Strong decline in retail sales at the beginning of the year
According to the Central Statistical Office (GUS) data released today, nominal retail sales in enterprises employing more than 9 people fell by 6.0% YoY in January, vs. a 0.8% drop in December, which was below market consensus (-5.0%) and above our forecast (-6.5%). The sales growth rate in constant prices dropped in January to -6.0% YoY vs. -0.8% in December. This means that real retail sales growth rate has been equal to the nominal one for the third month in a row. Seasonally adjusted retail sales in constant prices were 1.8% lower in January vs. December. We estimate that the seasonally adjusted level of retail sales was 4.2% lower in January than in February 2020, when the pandemic had not yet had a strong negative impact on household spending.
Retail sales strongly influenced by restrictions
The main reason for the strong decline in retail sales growth rate between December and January was the tightening of administrative restrictions to limit new COVID-19 cases, including in particular the closure of shopping malls from 28 December 2020. The decision to close shopping malls was communicated well in advance, hence we believe that some consumers shifted their January shopping to December, encouraged also by numerous price cuts introduced by shops (see MACROpulse of 22/01/2021), which further favoured such decisions. The effect of shopping mall closures was primarily reflected in a strong decline in real sales growth rate in the category of "textiles, clothing, footwear” (-40.8% YoY in January vs. -10.9% in December). Also noteworthy in the data is a marked deepening of the decline in sales in the "solid, liquid and gaseous fuels" category (-16.4% YoY vs. -10.3%). In our view, this is the result of the reduced mobility of the population given the tighter administrative restrictions, in particular hotel closures and the decision that winter holidays for all students would take place at the same time (reduced travel in January, holidays and remote working due to the need to care for children during school-free days). We believe that the cold and snowy winter, which limited the shopping activity of some consumers, probably also had a negative impact on retail sales growth rate. Interestingly, an increase in retail sales growth was recorded in the "furniture, consumer electronics, household appliances" category (7.1% vs. 3.5%). This indicates continued strong consumer demand for durable goods. It is worth noting that this was the only category in which sales increased in January on an annual basis.

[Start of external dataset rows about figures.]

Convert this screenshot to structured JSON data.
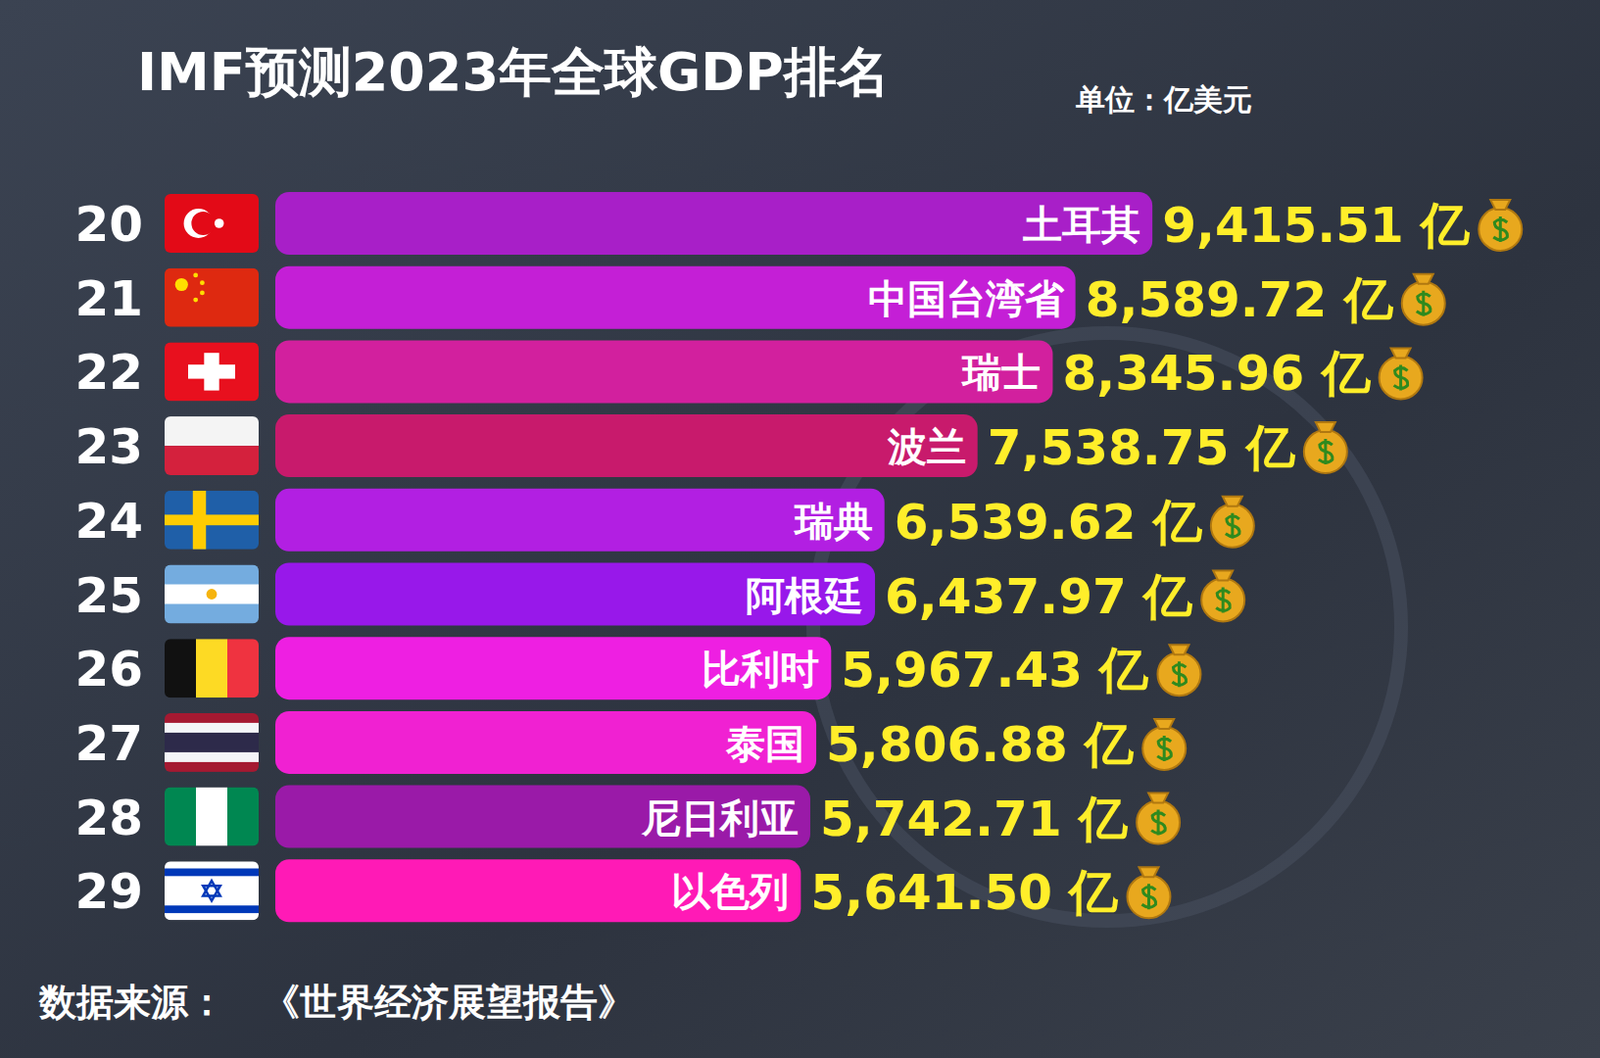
{
  "chart_data": {
    "type": "bar",
    "orientation": "horizontal",
    "title": "IMF预测2023年全球GDP排名",
    "subtitle": "单位：亿美元",
    "source": "数据来源：　《世界经济展望报告》",
    "ranks": [
      20,
      21,
      22,
      23,
      24,
      25,
      26,
      27,
      28,
      29
    ],
    "categories": [
      "土耳其",
      "中国台湾省",
      "瑞士",
      "波兰",
      "瑞典",
      "阿根廷",
      "比利时",
      "泰国",
      "尼日利亚",
      "以色列"
    ],
    "values": [
      9415.51,
      8589.72,
      8345.96,
      7538.75,
      6539.62,
      6437.97,
      5967.43,
      5806.88,
      5742.71,
      5641.5
    ],
    "value_labels": [
      "9,415.51 亿",
      "8,589.72 亿",
      "8,345.96 亿",
      "7,538.75 亿",
      "6,539.62 亿",
      "6,437.97 亿",
      "5,967.43 亿",
      "5,806.88 亿",
      "5,742.71 亿",
      "5,641.50 亿"
    ],
    "colors": [
      "#a81fc8",
      "#c41fd6",
      "#d2209e",
      "#c81a6c",
      "#b21fe2",
      "#9818ea",
      "#ee1fe2",
      "#f021d2",
      "#9a1aa8",
      "#ff1ab6"
    ],
    "xlim": [
      0,
      14000
    ],
    "data_labels": true,
    "tick_labels": false,
    "grid": false
  }
}
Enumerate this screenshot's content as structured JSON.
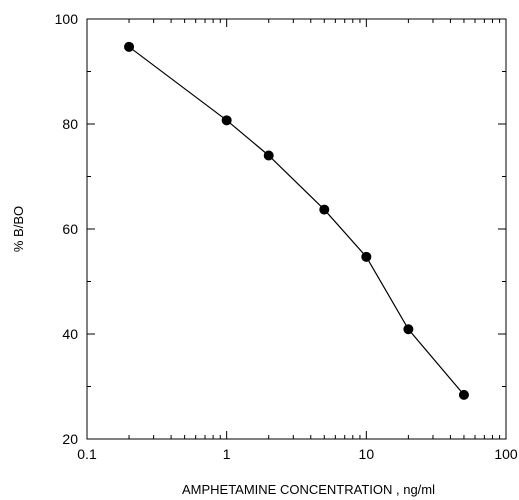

Significant decline in construction activity
According to the Central Statistical Office (GUS), construction and assembly production decreased by 10.0% YoY in January vs. a 3.4% increase in December, which was below market consensus (-7.3%) and above our forecast (-11.9%). The main reason for the decline in construction and assembly production growth rate between December and January was the abatement of the low base effect, which had significantly boosted construction and assembly production growth rate in December last year (December 2019 saw a relatively strong MoM decline in production - see MACROpulse of 22/1/2021). The unfavourable difference in the number of working days (in December last year it was 1 more than in 2019, while in January this year it was 2 less than in 2020) also had an impact on the decline in the growth rate of construction and assembly production. The growth rate of construction and assembly production in January was also negatively affected by low temperatures and snow cover, which made it impossible to carry out some construction work. Seasonally adjusted construction and assembly production declined in January by 1.7% MoM. We estimate that the January level of construction and assembly production was 11.3% lower than in February last year.
Reduced construction activity will persist into H2 2021
The decrease in the construction and assembly production growth rate in January was recorded in all sections of the construction industry: "construction of civil engineering facilities" (-5.0% YoY vs. -1.0% YoY in December), "construction of buildings" (-14.4% vs. 4.1%) and "specialised construction" (-10.1% vs. 12.0%). This confirms our assessment from a month ago that the increase in production growth rate recorded in December in the three above-mentioned activities was temporary. The data on construction and assembly production and its structure indicates continued low activity in the construction industry, which is mainly due to a strong decline in investment by enterprises. We maintain our assessment that the reduced activity in construction will persist until H2 2021, when the recovery in investment by enterprises and the acceleration in public investment will contribute to a marked increase in construction and assembly production. What supports our scenario is the persistently low, compared to the pre-pandemic period, GUS business sentiment indicator showing the domestic orders portfolio of construction companies.
Further data confirms upward risks to Q1 GDP growth rate
Today's better-than-expected retail sales and construction and assembly production data, combined with this week's industrial production, and employment and average wages data in the sector of enterprises, signal upside risk to our Q1 GDP forecast (-1.0% YoY vs. -2.8% in Q4 2020). Upside risk to our forecasts is also indicated by preliminary PMIs for major Eurozone economies published today, which have confirmed continued high activity in German manufacturing, which will support Polish exports in the coming months. We will discuss this topic in more detail in the upcoming MACROmap.
Today's weaker-than-market consensus data on retail sales and construction and assembly production is slightly negative for the PLN and Polish bond yields.